Monday, Dec. 09, 1974

One Man, Two Hearts

South African Surgeon Christiaan Neethling Barnard is a hard act to follow. Seven years ago this week, he performed history's first transplantation of a human heart. Last week he staged a surgical spectacular of about the same order: Barnard gave a patient a second heart and left the old one, or most of it, in place. For a while, at least, both hearts were working.

The patient was Ivan Taylor, 58, an engineer who entered Cape Town's Groote Schuur Hospital early in November. "He was in a hell of a mess," says Barnard. "Absolutely a desperate man." The problem was that the patient's heart was not all of a piece. Of its two heavy-duty pumping chambers, the right ventricle was strong and driving blood efficiently to the lungs; it was the left ventricle, which propels oxygenated blood to the arterial system, that was diseased and failing. Christiaan and his surgeon brother Marius decided that what Taylor needed was an assistant left heart. Then they waited for one to become available.

Desperate Condition. The source, as usual, was the victim of a traffic accident. Ten-year-old Jennifer Schrikker was killed by a car, and her mother gave permission for the surgeons to use the child's heart. During the transplant-implant operation, which began at midnight and lasted five hours, Taylor was on the heart-lung machine, which maintains the patient's circulation, allowing his own heart to be stopped during the delicate operation. Only then did Barnard discover how desperate his condition had been: "His left ventricle was nothing but a bag of fibrous tissue." Barnard cut away 45% of this diseased heart muscle, partly to make room for the implant. He placed the donor heart piggyback on Taylor's own, left side to left side, and cut silver-dollar-size holes in the left atrium (upper chamber) of each. Then he stitched the two hearts together and shunted the aorta from the donor heart into Taylor's aorta.

The rationale was clear: oxygenated blood from the lungs would flow naturally into the patient's left atrium, and some from there to his repaired left ventricle for. pumping to the rest of his body. Some would also flow into the donor heart's left atrium and its left ventricle, where the child's young, muscular pumping chamber would give the patient's heart a boost. No artificial pacemakers were used, so the two hearts kept beating at their own rates; the child donor's, without connections to the nervous system, pulsed faster than the patient's own. "We're working on developing a pacemaker to synchronize them," said Barnard. "We'll pick up the impulse from the one heart and stimulate the other with that, so the two will beat synchronously."

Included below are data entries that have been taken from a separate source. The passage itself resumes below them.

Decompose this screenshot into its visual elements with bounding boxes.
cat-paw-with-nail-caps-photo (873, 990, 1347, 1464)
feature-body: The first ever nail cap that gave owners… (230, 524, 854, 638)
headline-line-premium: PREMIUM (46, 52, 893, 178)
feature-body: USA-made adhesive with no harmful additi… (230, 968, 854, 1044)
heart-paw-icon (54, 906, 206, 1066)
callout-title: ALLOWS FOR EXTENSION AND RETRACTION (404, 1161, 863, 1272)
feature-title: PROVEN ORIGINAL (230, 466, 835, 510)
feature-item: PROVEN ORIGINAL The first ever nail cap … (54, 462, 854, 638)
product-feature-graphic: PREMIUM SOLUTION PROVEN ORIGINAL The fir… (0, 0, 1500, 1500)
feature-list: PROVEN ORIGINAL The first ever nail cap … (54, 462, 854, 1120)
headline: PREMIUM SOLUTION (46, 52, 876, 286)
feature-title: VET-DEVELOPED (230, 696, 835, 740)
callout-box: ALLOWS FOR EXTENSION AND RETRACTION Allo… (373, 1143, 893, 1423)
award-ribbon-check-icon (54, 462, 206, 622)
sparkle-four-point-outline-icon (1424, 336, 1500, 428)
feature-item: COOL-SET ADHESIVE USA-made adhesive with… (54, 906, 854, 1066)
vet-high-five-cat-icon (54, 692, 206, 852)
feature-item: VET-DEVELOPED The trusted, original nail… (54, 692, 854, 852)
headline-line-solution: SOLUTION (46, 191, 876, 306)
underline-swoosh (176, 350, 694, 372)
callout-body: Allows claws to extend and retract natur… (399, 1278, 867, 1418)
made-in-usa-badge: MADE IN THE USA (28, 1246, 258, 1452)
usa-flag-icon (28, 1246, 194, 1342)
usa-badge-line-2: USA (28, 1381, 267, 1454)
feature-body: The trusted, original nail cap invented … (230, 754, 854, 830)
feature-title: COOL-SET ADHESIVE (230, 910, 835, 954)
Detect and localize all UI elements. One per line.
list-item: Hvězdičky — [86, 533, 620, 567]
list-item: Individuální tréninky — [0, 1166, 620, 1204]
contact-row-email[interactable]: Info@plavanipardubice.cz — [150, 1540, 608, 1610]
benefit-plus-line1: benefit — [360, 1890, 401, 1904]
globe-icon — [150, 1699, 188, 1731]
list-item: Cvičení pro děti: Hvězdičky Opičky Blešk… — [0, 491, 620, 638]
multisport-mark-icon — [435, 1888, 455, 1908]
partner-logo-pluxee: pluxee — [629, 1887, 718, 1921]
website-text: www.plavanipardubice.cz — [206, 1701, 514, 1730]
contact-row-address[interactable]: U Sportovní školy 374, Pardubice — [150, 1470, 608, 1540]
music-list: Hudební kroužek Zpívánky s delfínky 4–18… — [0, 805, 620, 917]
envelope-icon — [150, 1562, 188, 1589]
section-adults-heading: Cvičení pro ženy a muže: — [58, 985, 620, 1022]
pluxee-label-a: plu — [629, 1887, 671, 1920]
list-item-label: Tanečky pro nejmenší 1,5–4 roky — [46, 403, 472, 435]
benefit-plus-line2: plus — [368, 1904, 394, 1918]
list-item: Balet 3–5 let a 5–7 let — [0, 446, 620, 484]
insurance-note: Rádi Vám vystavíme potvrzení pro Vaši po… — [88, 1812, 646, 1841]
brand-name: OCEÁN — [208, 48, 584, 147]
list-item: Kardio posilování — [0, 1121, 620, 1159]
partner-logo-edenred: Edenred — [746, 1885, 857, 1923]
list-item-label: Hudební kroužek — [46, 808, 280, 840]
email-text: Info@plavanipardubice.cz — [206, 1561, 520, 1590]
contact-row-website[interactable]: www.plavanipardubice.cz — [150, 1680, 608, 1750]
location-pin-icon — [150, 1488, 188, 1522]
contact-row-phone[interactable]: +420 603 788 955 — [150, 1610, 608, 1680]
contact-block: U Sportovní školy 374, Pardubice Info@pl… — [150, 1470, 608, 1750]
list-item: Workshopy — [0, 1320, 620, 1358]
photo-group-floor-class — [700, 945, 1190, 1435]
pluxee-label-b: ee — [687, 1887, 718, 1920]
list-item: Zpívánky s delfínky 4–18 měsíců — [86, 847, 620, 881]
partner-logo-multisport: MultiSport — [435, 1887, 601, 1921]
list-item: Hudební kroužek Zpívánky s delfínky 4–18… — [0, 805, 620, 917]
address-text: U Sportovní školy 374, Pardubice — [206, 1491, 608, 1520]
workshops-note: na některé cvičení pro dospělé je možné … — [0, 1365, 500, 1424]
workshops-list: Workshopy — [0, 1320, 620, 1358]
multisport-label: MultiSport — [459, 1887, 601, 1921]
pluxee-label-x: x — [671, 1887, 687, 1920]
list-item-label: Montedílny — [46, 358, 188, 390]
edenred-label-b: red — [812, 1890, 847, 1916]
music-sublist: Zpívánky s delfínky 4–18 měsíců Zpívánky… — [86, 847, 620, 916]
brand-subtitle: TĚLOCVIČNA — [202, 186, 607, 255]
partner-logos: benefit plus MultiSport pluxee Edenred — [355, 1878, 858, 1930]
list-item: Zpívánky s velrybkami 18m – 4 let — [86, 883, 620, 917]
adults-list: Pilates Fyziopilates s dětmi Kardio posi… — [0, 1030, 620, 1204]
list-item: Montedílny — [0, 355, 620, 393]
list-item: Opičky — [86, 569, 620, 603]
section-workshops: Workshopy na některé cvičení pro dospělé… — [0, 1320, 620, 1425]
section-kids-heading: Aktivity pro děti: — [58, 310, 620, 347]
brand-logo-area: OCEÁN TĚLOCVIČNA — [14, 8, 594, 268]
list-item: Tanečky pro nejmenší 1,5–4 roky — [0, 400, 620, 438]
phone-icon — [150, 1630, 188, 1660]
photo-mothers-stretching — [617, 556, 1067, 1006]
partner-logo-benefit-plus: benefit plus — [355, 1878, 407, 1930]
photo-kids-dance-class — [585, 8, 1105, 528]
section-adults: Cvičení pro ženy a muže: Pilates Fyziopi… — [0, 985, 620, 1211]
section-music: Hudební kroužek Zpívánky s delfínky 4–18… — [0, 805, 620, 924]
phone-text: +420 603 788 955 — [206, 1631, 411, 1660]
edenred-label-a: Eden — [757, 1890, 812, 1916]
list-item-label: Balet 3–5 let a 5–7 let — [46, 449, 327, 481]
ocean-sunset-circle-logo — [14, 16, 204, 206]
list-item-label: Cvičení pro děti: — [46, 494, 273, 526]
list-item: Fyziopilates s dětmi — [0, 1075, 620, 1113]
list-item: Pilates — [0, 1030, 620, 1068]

There were other problems. The patient suffered a mild stroke while he was on the heart-lung machine, but Barnard was confident that it would do no permanent harm. Not to be brushed aside so lightly was the possibility of an immune reaction, the mechanism by which the system tends to reject any intruding foreign body, especially protein. Ebullient as usual, Barnard was hoping that with what has been learned since 1967, the immune mechanism might be controlled so that the donor heart would not be rejected.* Even if rejection occurred and the donor heart had to be removed, he contended, the patient's own repaired heart, after its rest, might be able to take over and do the job necessary to keep the patient alive. Other heart-transplant surgeons, burned by past experience, were not so optimistic.

But they gave Barnard credit for another imaginative innovation.

"The longest-surviving heart-transplant patient, Indianapolis Schoolteacher Louis Russell, 49, died last week, six years and three months after receiving a donor heart at the Medical College of Virginia Hospitals in Richmond. Extremely active as teacher, public speaker and counselor of heart-disease patients, Russell had suffered only minor rejection problems, but became ill two months ago with a disturbance of heart rhythm that could not be corrected with artificial pacemakers.